Tuesday, May 22, 2012

Data Driven Triangulation

Like many educators I often find myself frustrated with the education world lingo. Every once in awhile some new initiative comes down the the Ministry of Ed that forces some modifications that, in essence, just takes us back to something that used to be with a new name. Not entirely what I am about to talk about, but it is definitely related.

Current big ideas/words/phrases
- triangulating assessment
- observations and conversations

We are continually told that there are things we can do and tools we can use that can decrease the marking work load and lead to more reliable and accurate grades for our students. The current thing being "triangulation of assessment" - where we consider student products (the part we all know and love), observations, and conversations. And this is all well and good - we effectively use these all of the time. For instance, maybe in conversation with a student they showed understanding of an idea but on a test they struggled to use the correct terminology, etc in a question. I may give them the benefit of the doubt based on the conversation. Really what we are now being asked to do is have written "evidence" of these conversations and observations and include them as part of the grade calculation. Less work? I think not.

Now there are some really neat ideas, don't get me wrong. And I am more than aware that there are students who gain understanding and then struggle to read and/or write about those ideas. So the question is, how do we determine the value of all of this and what can actually predict the success of these students in the future? The last thing I want to do is lead a student to believe they will be academically (or otherwise) successful when they, in fact, may get to the next stage of their lives and discover they are missing a valuable skill.

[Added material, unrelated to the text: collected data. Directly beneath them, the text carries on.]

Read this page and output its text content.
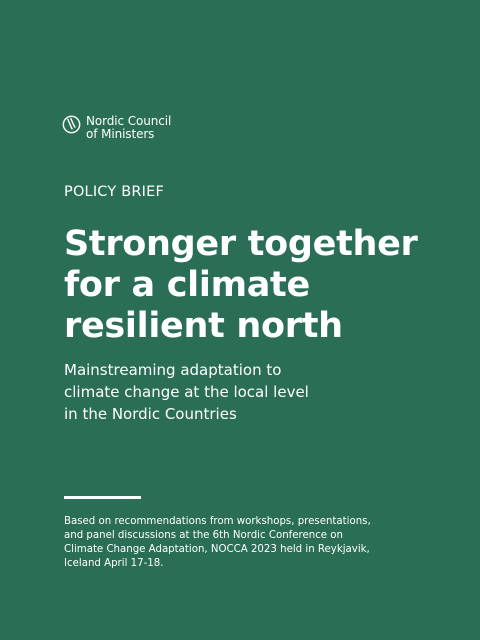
Nordic Council
of Ministers
POLICY BRIEF
Stronger together
for a climate
resilient north

Mainstreaming adaptation to
climate change at the local level
in the Nordic Countries

Based on recommendations from workshops, presentations,
and panel discussions at the 6th Nordic Conference on
Climate Change Adaptation, NOCCA 2023 held in Reykjavik,
Iceland April 17-18.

Or maybe I am just over-thinking all of it.

The one thing I like and can take away from this right away is feeling like I have permission to translate the inquiry based lessons and process that I use (especially in my Applied classes) into grades. One of those lessons from this semester was manipulatives I created to get my grade 9s to show me Bohr-Rutherford diagrams. I used a word processor to create a document with a large nucleus, small electrons, and various numbered charges (protons/neutrons). I printed them on coloured paper and cut-out 5 copies so that I could put students in groups of 4. It seemed helpful for many of the students, especially those who had missed one of the lessons needed to successfully draw a BR diagram. So here is my problem - now I have to either find a way to record each student using them (i.e. recording each other on flip cameras for me to view later and assign a mark) or spend more hours creating enough manipulatives for each student to have a set (the 5 copies took me more than an hour). Either way, time required...and how many really benefit from this compared to drawing a BR diagram on paper?

Of course I should collect data. Try it both ways. Reverse the order with another class and try it again. Analyze. But I am frankly sick of the data driven obsession that has been created recently. Everything is about credit accumulation and wanting to increase these numbers and increase graduation rates. The way I see it, what we end up accomplishing are skewed grades and students ending up in streams, grades and levels that they are not yet ready for. I would way rather help a student succeed at their pace than use some way of assessing that increases my credit numbers and pushes students into things they are not prepared for. It does them no favours.

Please bare in mind in this entry that I am barely grazing the ideas and issues at hand. I am aware that there is more to it and that there are many like-minded people that will seek to answer these questions and help students to the best of my ability. I just needed to rant so that I can go to sleep and wake up refreshed tomorrow to seek for more answers.

Despite our system's difficulties, I love my job. Let's keep the conversation going.